The code was later changed up by @fhdk to send the data when a config option is set (off by default): ae3d5dd6
The question is now though: Why do we have the telemetry code at all?
- Even if a user does opt-in, we don't use the data at all.
- pacman-mirrors is not the right tool to hook into because it won't be available on future immutable images.
- And to be honest an opt-in telemetry is basically useless as the data is highly skewed.
Therefore the code should be removed.
Alternatives
But I still think some more intelligence in our data gathering would be useful. There are two goals with it though that need to be distinguished.

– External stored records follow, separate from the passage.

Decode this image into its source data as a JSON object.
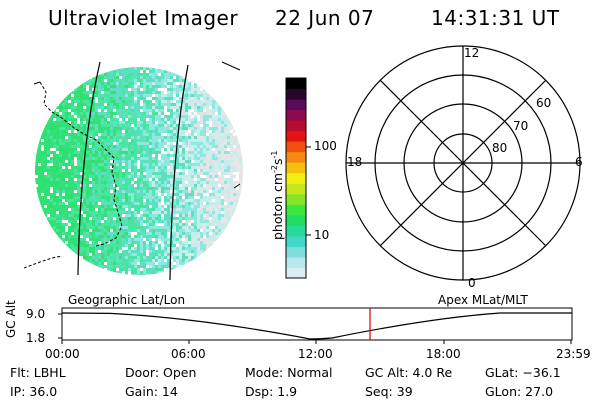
{
  "header": {
    "title": "Ultraviolet Imager",
    "date": "22 Jun 07",
    "time": "14:31:31 UT"
  },
  "colorbar": {
    "unit_label": "photon cm-2s-1",
    "ticks": [
      "100",
      "10"
    ],
    "palette": [
      "#d8eef0",
      "#b8e8ec",
      "#80dcdc",
      "#40d8c8",
      "#2ad89c",
      "#20dc60",
      "#3ae640",
      "#86e626",
      "#c8e61c",
      "#f0f010",
      "#f4c010",
      "#f48a10",
      "#f05010",
      "#e41414",
      "#b80c30",
      "#8c0a50",
      "#5a0a5a",
      "#28082a",
      "#000000"
    ]
  },
  "image_panel": {
    "left_label": "Geographic Lat/Lon",
    "palette": [
      "#2ee070",
      "#36e07a",
      "#48e4a0",
      "#5ce0c0",
      "#8ee8e0",
      "#c8ecec",
      "#e6e6e6"
    ]
  },
  "polar_plot": {
    "label": "Apex MLat/MLT",
    "mlt_labels": {
      "top": "12",
      "left": "18",
      "right": "6",
      "bottom": "0"
    },
    "mlat_labels": [
      "60",
      "70",
      "80"
    ]
  },
  "timeline": {
    "ylabel": "GC Alt",
    "y_ticks": [
      "9.0",
      "1.8"
    ],
    "x_ticks": [
      "00:00",
      "06:00",
      "12:00",
      "18:00",
      "23:59"
    ],
    "marker_time": "14:31",
    "marker_color": "#e01010"
  },
  "info": {
    "flt": "Flt: LBHL",
    "ip": "IP: 36.0",
    "door": "Door: Open",
    "gain": "Gain: 14",
    "mode": "Mode: Normal",
    "dsp": "Dsp:    1.9",
    "gcalt": "GC Alt: 4.0 Re",
    "seq": "Seq: 39",
    "glat": "GLat: −36.1",
    "glon": "GLon:  27.0"
  }
}
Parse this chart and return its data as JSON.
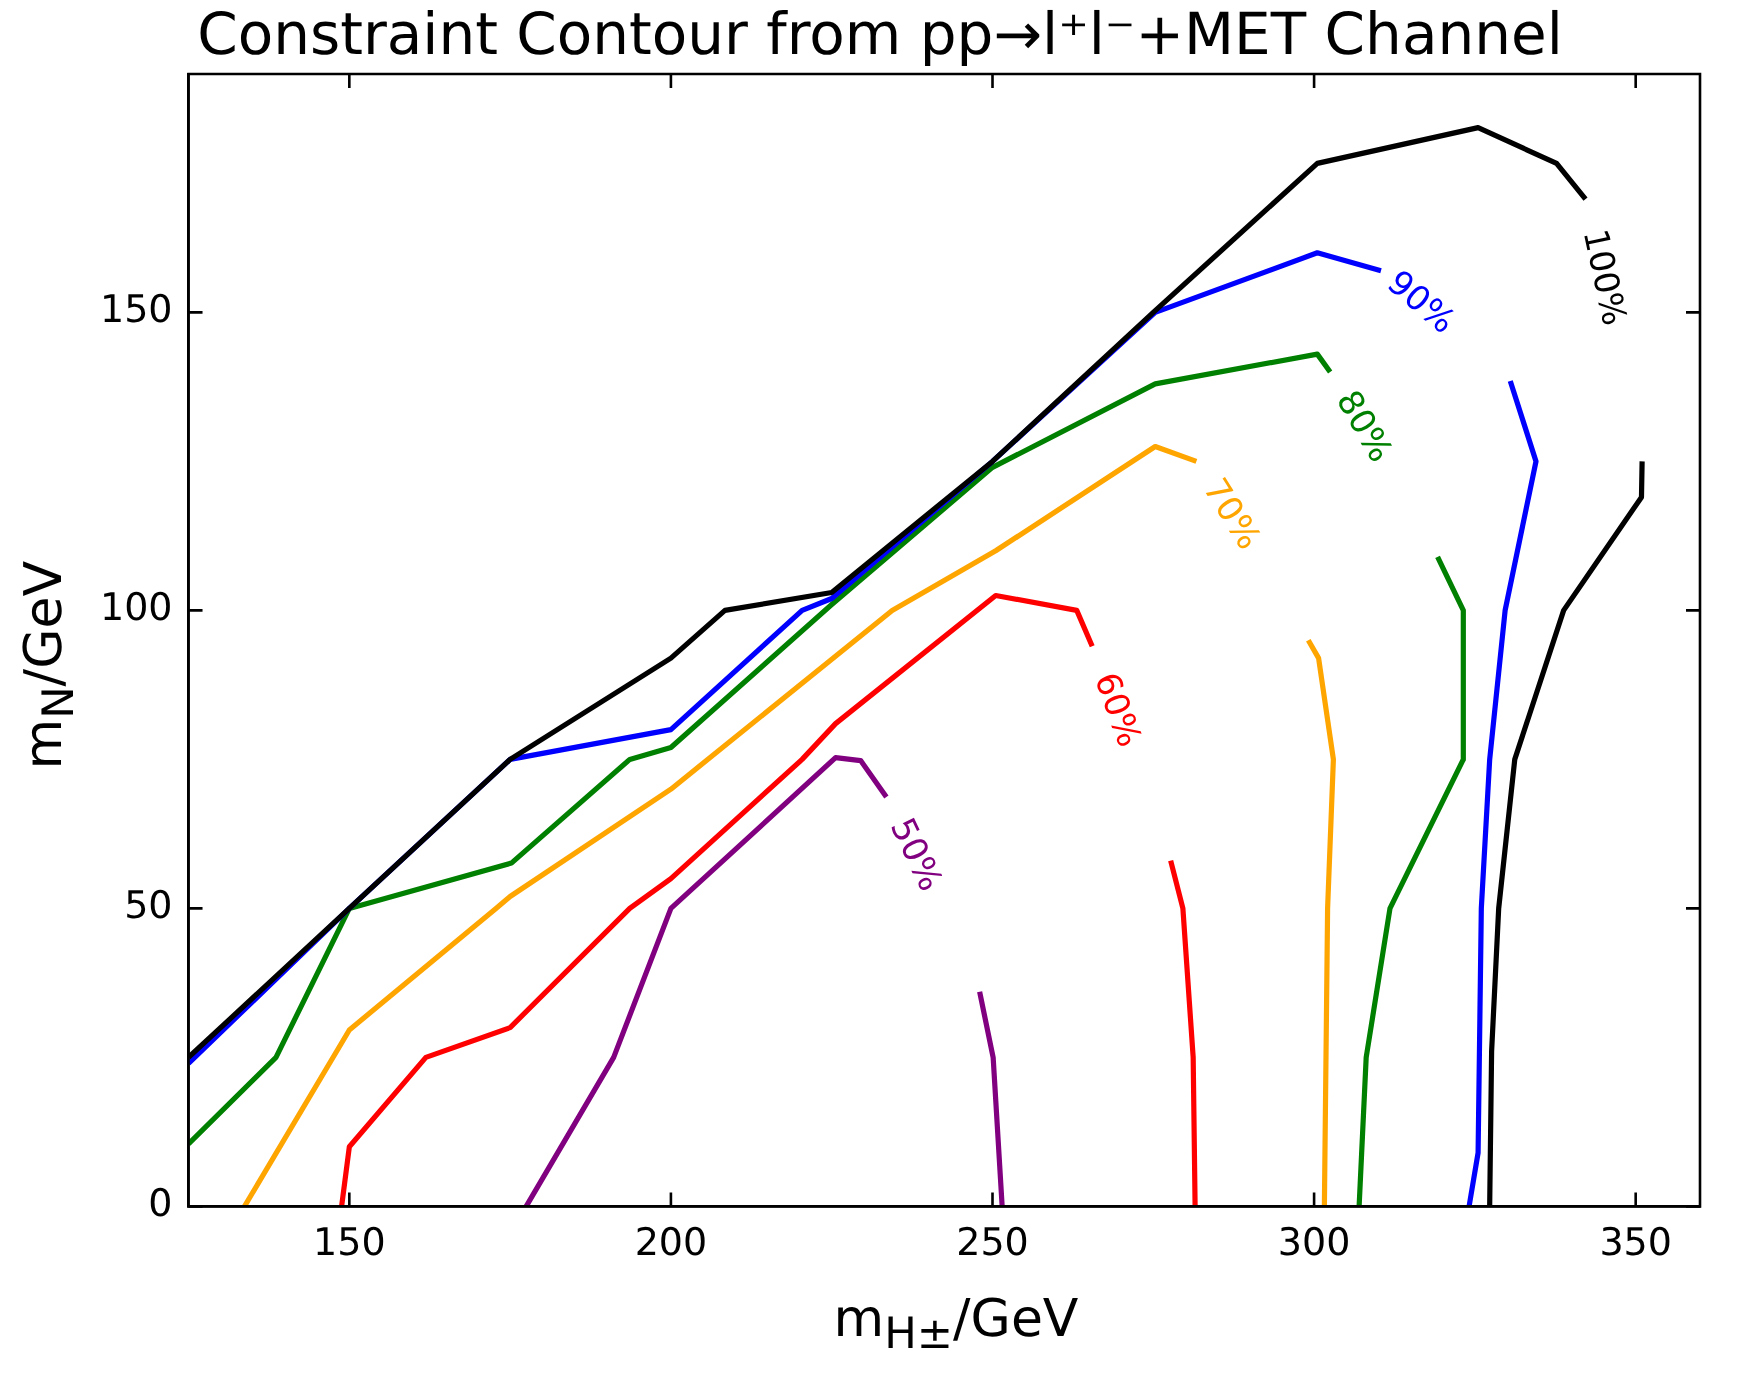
{
  "chart_data": {
    "type": "line",
    "title": "Constraint Contour from pp→l⁺l⁻+MET Channel",
    "xlabel": "m$_{H±}$/GeV",
    "ylabel": "m$_{N}$/GeV",
    "xlim": [
      125,
      360
    ],
    "xticks": [
      150,
      200,
      250,
      300,
      350
    ],
    "ylim": [
      0,
      190
    ],
    "yticks": [
      0,
      50,
      100,
      150
    ],
    "grid": false,
    "legend": false,
    "marker": "none",
    "line_style": "solid",
    "series": [
      {
        "name": "100%",
        "color": "#000000",
        "x": [
          125,
          150,
          175,
          200,
          208.4,
          225,
          250,
          275,
          300.5,
          325.5,
          337.7,
          342.2,
          null,
          351,
          350.9,
          338.8,
          331.2,
          328.7,
          327.6,
          327.3
        ],
        "values": [
          25,
          50,
          75,
          92,
          100,
          103,
          125,
          150,
          175,
          181,
          175,
          169,
          null,
          125,
          119,
          100,
          75,
          50,
          26,
          0
        ]
      },
      {
        "name": "90%",
        "color": "#0000ff",
        "x": [
          125,
          150,
          175,
          200,
          220.4,
          225,
          250,
          275.3,
          300.5,
          310.4,
          null,
          330.5,
          334.5,
          329.7,
          327.3,
          326,
          325.5,
          324.1
        ],
        "values": [
          24,
          50,
          75,
          80,
          100,
          102,
          125,
          150,
          160,
          157,
          null,
          138.5,
          125,
          100,
          75,
          50,
          9,
          0
        ]
      },
      {
        "name": "80%",
        "color": "#008000",
        "x": [
          125,
          138.6,
          150,
          175.2,
          193.6,
          200,
          225,
          250,
          275.3,
          300.5,
          302.5,
          null,
          319.2,
          323.2,
          323.2,
          311.8,
          308.1,
          307
        ],
        "values": [
          10.5,
          25,
          50,
          57.6,
          75,
          77,
          101,
          124,
          138,
          143,
          140,
          null,
          109,
          100,
          75,
          50,
          25,
          0
        ]
      },
      {
        "name": "70%",
        "color": "#ffa500",
        "x": [
          133.7,
          150,
          172.8,
          175,
          200,
          234.4,
          250.5,
          275.3,
          281.7,
          null,
          299.1,
          300.7,
          303,
          302.1,
          301.6
        ],
        "values": [
          0,
          29.6,
          50,
          52,
          70,
          100,
          110,
          127.5,
          125,
          null,
          95,
          92,
          75,
          50,
          0
        ]
      },
      {
        "name": "60%",
        "color": "#ff0000",
        "x": [
          148.8,
          150,
          161.9,
          175,
          193.6,
          200,
          220.4,
          225.6,
          250.5,
          263.1,
          265.5,
          null,
          277.7,
          279.6,
          281.2,
          281.5
        ],
        "values": [
          0,
          10,
          25,
          30,
          50,
          55,
          75,
          81,
          102.5,
          100,
          94,
          null,
          58,
          50,
          25,
          0
        ]
      },
      {
        "name": "50%",
        "color": "#800080",
        "x": [
          177.5,
          191.1,
          200,
          225.6,
          229.5,
          233.5,
          null,
          248,
          250.1,
          251.5
        ],
        "values": [
          0,
          25,
          50,
          75.3,
          74.8,
          68.7,
          null,
          36,
          25,
          0
        ]
      }
    ]
  }
}
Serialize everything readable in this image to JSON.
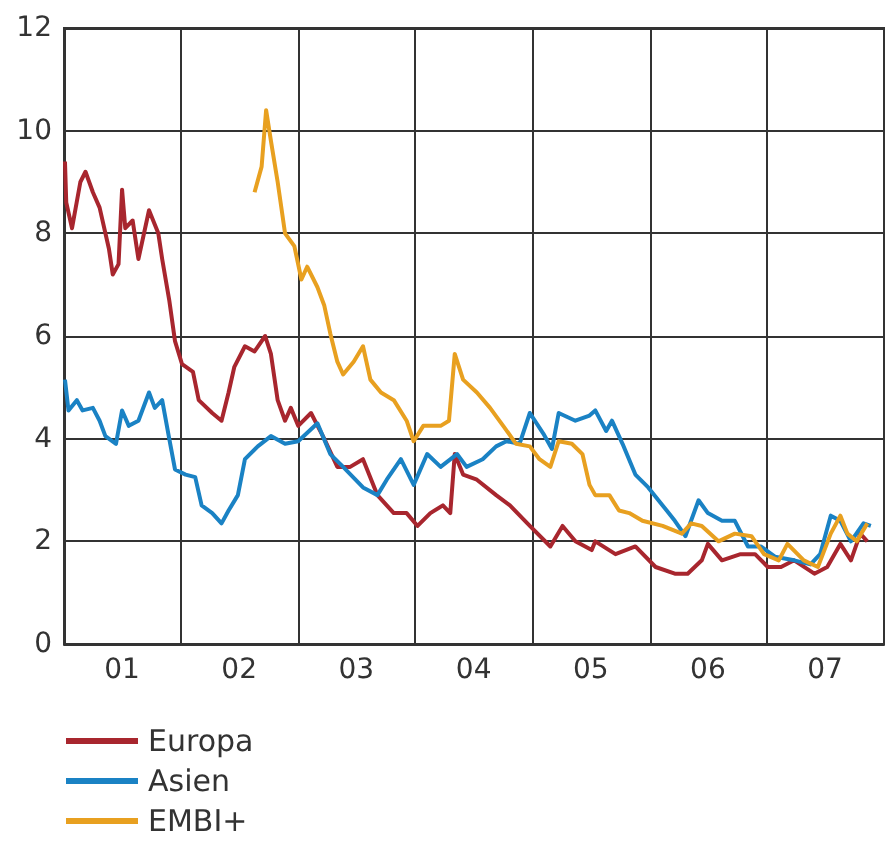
{
  "chart_data": {
    "type": "line",
    "xlim": [
      "2001-01-01",
      "2008-01-01"
    ],
    "ylim": [
      0,
      12
    ],
    "yticks": [
      0,
      2,
      4,
      6,
      8,
      10,
      12
    ],
    "xticks": [
      {
        "value": "2001-07-01",
        "label": "01"
      },
      {
        "value": "2002-07-01",
        "label": "02"
      },
      {
        "value": "2003-07-01",
        "label": "03"
      },
      {
        "value": "2004-07-01",
        "label": "04"
      },
      {
        "value": "2005-07-01",
        "label": "05"
      },
      {
        "value": "2006-07-01",
        "label": "06"
      },
      {
        "value": "2007-07-01",
        "label": "07"
      },
      {
        "value": "2002-01-01",
        "label": null
      },
      {
        "value": "2003-01-01",
        "label": null
      },
      {
        "value": "2004-01-01",
        "label": null
      },
      {
        "value": "2005-01-01",
        "label": null
      },
      {
        "value": "2006-01-01",
        "label": null
      },
      {
        "value": "2007-01-01",
        "label": null
      }
    ],
    "grid": true,
    "legend": "bottom",
    "marker": "none",
    "line_style": "solid",
    "series": [
      {
        "name": "Europa",
        "color": "#a8262e",
        "x": [
          "2001-01-04",
          "2001-01-08",
          "2001-01-26",
          "2001-02-21",
          "2001-03-09",
          "2001-04-01",
          "2001-04-22",
          "2001-05-21",
          "2001-06-02",
          "2001-06-20",
          "2001-07-01",
          "2001-07-11",
          "2001-08-03",
          "2001-08-21",
          "2001-09-23",
          "2001-10-22",
          "2001-11-03",
          "2001-11-25",
          "2001-12-13",
          "2002-01-04",
          "2002-02-07",
          "2002-02-25",
          "2002-04-08",
          "2002-05-07",
          "2002-05-29",
          "2002-06-16",
          "2002-07-19",
          "2002-08-18",
          "2002-09-20",
          "2002-10-08",
          "2002-10-29",
          "2002-11-21",
          "2002-12-09",
          "2003-01-01",
          "2003-02-10",
          "2003-03-23",
          "2003-05-03",
          "2003-06-12",
          "2003-07-22",
          "2003-09-05",
          "2003-10-04",
          "2003-10-26",
          "2003-12-05",
          "2004-01-08",
          "2004-02-17",
          "2004-03-27",
          "2004-04-19",
          "2004-05-03",
          "2004-05-29",
          "2004-07-11",
          "2004-09-09",
          "2004-10-22",
          "2004-12-23",
          "2005-02-25",
          "2005-04-04",
          "2005-05-14",
          "2005-07-04",
          "2005-07-15",
          "2005-09-16",
          "2005-11-17",
          "2006-01-19",
          "2006-03-20",
          "2006-04-29",
          "2006-06-12",
          "2006-07-01",
          "2006-08-14",
          "2006-10-11",
          "2006-11-25",
          "2007-01-04",
          "2007-02-14",
          "2007-03-27",
          "2007-05-29",
          "2007-07-08",
          "2007-08-18",
          "2007-09-20",
          "2007-10-19",
          "2007-11-10"
        ],
        "values": [
          9.4,
          8.6,
          8.1,
          9.0,
          9.2,
          8.8,
          8.5,
          7.7,
          7.2,
          7.4,
          8.85,
          8.1,
          8.25,
          7.5,
          8.45,
          8.0,
          7.5,
          6.7,
          5.9,
          5.45,
          5.3,
          4.75,
          4.5,
          4.35,
          4.9,
          5.4,
          5.8,
          5.7,
          6.0,
          5.65,
          4.75,
          4.35,
          4.6,
          4.25,
          4.5,
          4.0,
          3.45,
          3.45,
          3.6,
          2.9,
          2.7,
          2.55,
          2.55,
          2.3,
          2.55,
          2.7,
          2.55,
          3.7,
          3.3,
          3.2,
          2.9,
          2.7,
          2.3,
          1.9,
          2.3,
          2.0,
          1.83,
          2.0,
          1.75,
          1.9,
          1.5,
          1.37,
          1.37,
          1.63,
          1.95,
          1.63,
          1.75,
          1.75,
          1.5,
          1.5,
          1.63,
          1.37,
          1.5,
          1.95,
          1.63,
          2.15,
          2.0
        ]
      },
      {
        "name": "Asien",
        "color": "#1a82c4",
        "x": [
          "2001-01-04",
          "2001-01-15",
          "2001-02-10",
          "2001-02-28",
          "2001-04-01",
          "2001-04-22",
          "2001-05-10",
          "2001-06-12",
          "2001-07-01",
          "2001-07-22",
          "2001-08-21",
          "2001-09-23",
          "2001-10-11",
          "2001-11-03",
          "2001-11-25",
          "2001-12-13",
          "2002-01-15",
          "2002-02-14",
          "2002-03-06",
          "2002-04-08",
          "2002-05-07",
          "2002-05-29",
          "2002-06-27",
          "2002-07-19",
          "2002-08-28",
          "2002-10-08",
          "2002-11-21",
          "2003-01-01",
          "2003-03-02",
          "2003-04-11",
          "2003-05-21",
          "2003-07-22",
          "2003-09-05",
          "2003-10-04",
          "2003-11-17",
          "2003-12-27",
          "2004-02-07",
          "2004-03-20",
          "2004-05-10",
          "2004-06-09",
          "2004-07-29",
          "2004-09-09",
          "2004-10-11",
          "2004-11-21",
          "2004-12-23",
          "2005-02-03",
          "2005-03-02",
          "2005-03-23",
          "2005-05-14",
          "2005-06-27",
          "2005-07-15",
          "2005-08-18",
          "2005-09-05",
          "2005-10-08",
          "2005-11-17",
          "2005-12-27",
          "2006-02-10",
          "2006-03-20",
          "2006-04-22",
          "2006-06-02",
          "2006-07-01",
          "2006-08-14",
          "2006-09-23",
          "2006-11-03",
          "2006-12-13",
          "2007-01-26",
          "2007-03-27",
          "2007-05-17",
          "2007-06-16",
          "2007-07-19",
          "2007-08-18",
          "2007-09-20",
          "2007-10-29",
          "2007-11-21"
        ],
        "values": [
          5.15,
          4.55,
          4.75,
          4.55,
          4.6,
          4.35,
          4.05,
          3.9,
          4.55,
          4.25,
          4.35,
          4.9,
          4.6,
          4.75,
          4.0,
          3.4,
          3.3,
          3.25,
          2.7,
          2.55,
          2.35,
          2.6,
          2.9,
          3.6,
          3.85,
          4.05,
          3.9,
          3.95,
          4.3,
          3.7,
          3.45,
          3.05,
          2.9,
          3.2,
          3.6,
          3.1,
          3.7,
          3.45,
          3.7,
          3.45,
          3.6,
          3.85,
          3.95,
          3.9,
          4.5,
          4.1,
          3.8,
          4.5,
          4.35,
          4.45,
          4.55,
          4.15,
          4.35,
          3.9,
          3.3,
          3.05,
          2.7,
          2.4,
          2.1,
          2.8,
          2.55,
          2.4,
          2.4,
          1.9,
          1.9,
          1.7,
          1.63,
          1.55,
          1.75,
          2.5,
          2.4,
          2.0,
          2.35,
          2.3
        ]
      },
      {
        "name": "EMBI+",
        "color": "#e8a020",
        "x": [
          "2002-08-18",
          "2002-09-09",
          "2002-09-23",
          "2002-10-08",
          "2002-10-29",
          "2002-11-21",
          "2002-12-20",
          "2003-01-11",
          "2003-01-29",
          "2003-03-02",
          "2003-03-23",
          "2003-04-11",
          "2003-05-03",
          "2003-05-21",
          "2003-06-23",
          "2003-07-22",
          "2003-08-14",
          "2003-09-16",
          "2003-10-26",
          "2003-12-05",
          "2003-12-27",
          "2004-01-26",
          "2004-03-20",
          "2004-04-15",
          "2004-05-03",
          "2004-05-29",
          "2004-07-11",
          "2004-08-21",
          "2004-10-01",
          "2004-11-10",
          "2004-12-23",
          "2005-01-22",
          "2005-02-25",
          "2005-03-23",
          "2005-05-03",
          "2005-06-05",
          "2005-06-27",
          "2005-07-15",
          "2005-08-28",
          "2005-09-27",
          "2005-10-29",
          "2005-12-09",
          "2006-02-10",
          "2006-04-11",
          "2006-05-10",
          "2006-06-12",
          "2006-08-03",
          "2006-09-23",
          "2006-11-14",
          "2006-12-23",
          "2007-02-07",
          "2007-03-06",
          "2007-04-26",
          "2007-06-09",
          "2007-07-19",
          "2007-08-18",
          "2007-09-09",
          "2007-10-08",
          "2007-11-10"
        ],
        "values": [
          8.8,
          9.3,
          10.4,
          9.8,
          9.0,
          8.0,
          7.75,
          7.1,
          7.35,
          6.95,
          6.6,
          6.05,
          5.5,
          5.25,
          5.5,
          5.8,
          5.15,
          4.9,
          4.75,
          4.35,
          3.95,
          4.25,
          4.25,
          4.35,
          5.65,
          5.15,
          4.9,
          4.6,
          4.25,
          3.9,
          3.85,
          3.6,
          3.45,
          3.95,
          3.9,
          3.7,
          3.1,
          2.9,
          2.9,
          2.6,
          2.55,
          2.4,
          2.3,
          2.15,
          2.35,
          2.3,
          2.0,
          2.15,
          2.1,
          1.75,
          1.63,
          1.95,
          1.63,
          1.5,
          2.15,
          2.5,
          2.15,
          2.0,
          2.35
        ]
      }
    ]
  }
}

Improving current installs counting
Currently we count installs via the requests from NetworkManager to ping.manjaro.org. This can be simulated like this:
curl -A "" -I http://ping.manjaro.org/check_network_status.txt
The problem is that this only gives us a ping + IP on our backend side (we use Matomo) to identify unique installs/machines what is very inaccurate. All Manjaro computers in the same lan would be only counted as 1. For example we have here at home 3 laptops and 1 computer with Manjaro on it, but because they are in the same lan, it will only be counted as 1. On the other side if I travel with my laptop it will be counted as a new one if I go online via my mobile hotspot.
Processing more data to identify unique machines would improve this a lot. For that the data does not need to be shared. For example we can build a hash from some unique machine data (MAC address plus CPU name) and send this hash as a payload to distinguish machines.
This seems not to be possible though with NetworkManager's simple ping mechanism. And as argued above pacman-mirrors is not a suitable replacement either. Is there some other user process that would be suitable for that?
On the backend side we need to find out if Matomo can rely on such a directly provided hash for its User IDs generation.
Gather more hardware data
Of course having more data about the systems that Manjaro is running on, would always be helpful for us so we better know what we should prioritize in our development efforts. But neither NetworkManager nor pacman-mirrors are suitable homes for that. Maybe that should actually go into a separate process/package. The data must be sent encrypted and only once after boot. It also only makes sense if it's opt-out.
To build a system for this kind of data collection is a more long-term project and the question is if it's worth the cost. For example I don't believe that Matomo is a suitable tool to interpret such data, so we would need to find or create a different system for our servers to run.
Replace install counting via NetworkManager pings
The user counting with hash payload, but definitely gathering more hardware data, makes it necessary to use a different process for the communication than changing the ping destination of NetworkManager. And in general I would like to not use the NetworkManager ping-mechanism for install counting as it does this every 5 minutes (I know it needs to ping "something" anyway, but it's a question of principle). It would be enough to send a single request with hash once after boot. Is there a process we could use for that? We could also just ship a systemd unit doing this once after boot when network is available, right? This seems like a cleaner solution to me.